Allamand was elected a Fellow of the Royal Society in 1747.

==Works==
He enriched the bird descriptions in the Dutch edition of Buffon's Histoire Naturelle with many additions and descriptions. Further, Allamand edited the writings of 'sGravensande, Oeuvres philosophiques et mathématiques (2 volumes, with 28 illustrations, Amsterdam 1774), and the Geschiedkundig Woordenboek of Prosper Marchand, which he edited.

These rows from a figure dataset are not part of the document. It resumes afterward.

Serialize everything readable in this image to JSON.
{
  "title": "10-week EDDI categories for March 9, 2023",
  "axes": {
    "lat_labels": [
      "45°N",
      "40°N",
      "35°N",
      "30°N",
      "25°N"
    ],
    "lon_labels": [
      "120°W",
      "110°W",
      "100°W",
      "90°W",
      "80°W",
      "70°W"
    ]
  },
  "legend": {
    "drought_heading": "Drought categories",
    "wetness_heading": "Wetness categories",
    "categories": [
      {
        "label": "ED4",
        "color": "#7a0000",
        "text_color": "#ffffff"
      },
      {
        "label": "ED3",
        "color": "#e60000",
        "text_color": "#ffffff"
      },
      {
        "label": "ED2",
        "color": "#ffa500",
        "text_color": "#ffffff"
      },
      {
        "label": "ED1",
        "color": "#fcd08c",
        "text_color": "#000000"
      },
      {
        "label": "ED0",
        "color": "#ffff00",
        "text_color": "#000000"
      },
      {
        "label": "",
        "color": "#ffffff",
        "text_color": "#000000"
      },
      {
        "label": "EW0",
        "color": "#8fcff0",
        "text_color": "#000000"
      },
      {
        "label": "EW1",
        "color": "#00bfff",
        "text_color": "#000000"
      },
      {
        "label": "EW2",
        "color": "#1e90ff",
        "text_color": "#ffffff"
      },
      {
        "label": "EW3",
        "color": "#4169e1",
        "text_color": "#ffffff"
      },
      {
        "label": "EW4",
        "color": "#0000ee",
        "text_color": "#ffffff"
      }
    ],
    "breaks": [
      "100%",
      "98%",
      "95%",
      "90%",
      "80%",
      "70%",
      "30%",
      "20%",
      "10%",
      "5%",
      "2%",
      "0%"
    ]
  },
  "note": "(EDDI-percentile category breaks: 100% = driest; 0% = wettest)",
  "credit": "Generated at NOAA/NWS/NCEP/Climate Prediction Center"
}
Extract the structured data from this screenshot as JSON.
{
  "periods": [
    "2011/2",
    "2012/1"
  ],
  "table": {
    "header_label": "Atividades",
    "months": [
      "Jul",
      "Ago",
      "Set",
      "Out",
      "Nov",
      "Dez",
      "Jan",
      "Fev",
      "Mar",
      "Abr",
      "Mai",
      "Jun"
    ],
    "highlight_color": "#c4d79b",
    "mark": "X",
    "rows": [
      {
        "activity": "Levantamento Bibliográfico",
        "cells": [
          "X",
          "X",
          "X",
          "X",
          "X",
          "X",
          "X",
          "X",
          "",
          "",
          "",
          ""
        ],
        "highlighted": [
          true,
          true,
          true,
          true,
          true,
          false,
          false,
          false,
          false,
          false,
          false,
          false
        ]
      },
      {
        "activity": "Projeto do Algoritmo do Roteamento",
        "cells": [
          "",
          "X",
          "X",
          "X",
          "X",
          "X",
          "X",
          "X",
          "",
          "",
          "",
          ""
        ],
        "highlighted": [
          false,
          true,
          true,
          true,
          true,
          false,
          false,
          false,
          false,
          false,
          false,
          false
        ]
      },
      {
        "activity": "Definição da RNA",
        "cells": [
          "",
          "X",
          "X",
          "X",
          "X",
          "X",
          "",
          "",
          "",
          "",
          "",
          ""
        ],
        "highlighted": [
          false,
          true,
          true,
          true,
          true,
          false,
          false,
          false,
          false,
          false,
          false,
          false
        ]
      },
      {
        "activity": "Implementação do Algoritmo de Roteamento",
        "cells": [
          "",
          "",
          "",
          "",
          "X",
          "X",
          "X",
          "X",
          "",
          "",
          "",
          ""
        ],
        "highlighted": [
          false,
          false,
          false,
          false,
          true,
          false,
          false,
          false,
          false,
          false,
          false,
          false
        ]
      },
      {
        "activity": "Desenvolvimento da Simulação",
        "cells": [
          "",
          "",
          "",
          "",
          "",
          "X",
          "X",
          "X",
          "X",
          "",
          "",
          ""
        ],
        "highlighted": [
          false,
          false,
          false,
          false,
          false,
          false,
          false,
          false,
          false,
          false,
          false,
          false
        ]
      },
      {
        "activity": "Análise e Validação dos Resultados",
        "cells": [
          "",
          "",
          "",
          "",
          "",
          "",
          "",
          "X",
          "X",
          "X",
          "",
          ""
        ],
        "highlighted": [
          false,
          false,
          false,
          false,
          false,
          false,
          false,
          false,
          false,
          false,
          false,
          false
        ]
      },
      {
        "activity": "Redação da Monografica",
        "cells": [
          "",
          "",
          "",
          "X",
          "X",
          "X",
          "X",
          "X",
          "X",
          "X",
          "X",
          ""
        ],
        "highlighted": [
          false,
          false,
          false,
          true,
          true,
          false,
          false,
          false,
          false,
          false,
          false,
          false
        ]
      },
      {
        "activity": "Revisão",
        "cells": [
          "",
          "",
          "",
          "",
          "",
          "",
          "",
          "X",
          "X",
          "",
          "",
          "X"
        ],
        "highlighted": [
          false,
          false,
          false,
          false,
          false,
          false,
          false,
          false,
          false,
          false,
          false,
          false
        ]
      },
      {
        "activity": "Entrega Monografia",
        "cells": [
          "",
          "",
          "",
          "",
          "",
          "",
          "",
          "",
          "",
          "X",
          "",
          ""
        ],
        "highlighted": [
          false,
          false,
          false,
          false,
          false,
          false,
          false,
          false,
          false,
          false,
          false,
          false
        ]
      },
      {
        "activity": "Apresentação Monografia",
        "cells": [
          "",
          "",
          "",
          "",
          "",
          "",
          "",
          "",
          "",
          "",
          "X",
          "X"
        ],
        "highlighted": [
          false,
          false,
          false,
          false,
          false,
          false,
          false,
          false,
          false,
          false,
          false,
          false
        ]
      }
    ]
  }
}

He also translated from Latin: Brisson's Dierenrijk, Leiden 1762, to which he added many remarks. From French, he translated:
- Oliver's Verhandeling over de Kometen, 1777
- H. Hopp's new description of Cape Good Hope, 1778
- Reading of Jakob Forster concerning different subjects, Leiden, 1793.
- Herman Boerhaave's Elementen der scheikunde
- Ellis, Natuurlijke Historie van de Koraalgewassen en andere Zeeligchamen, Amsterdam, 1756

He wrote some essays on physics, and gave the first explanation of the Leyden jar.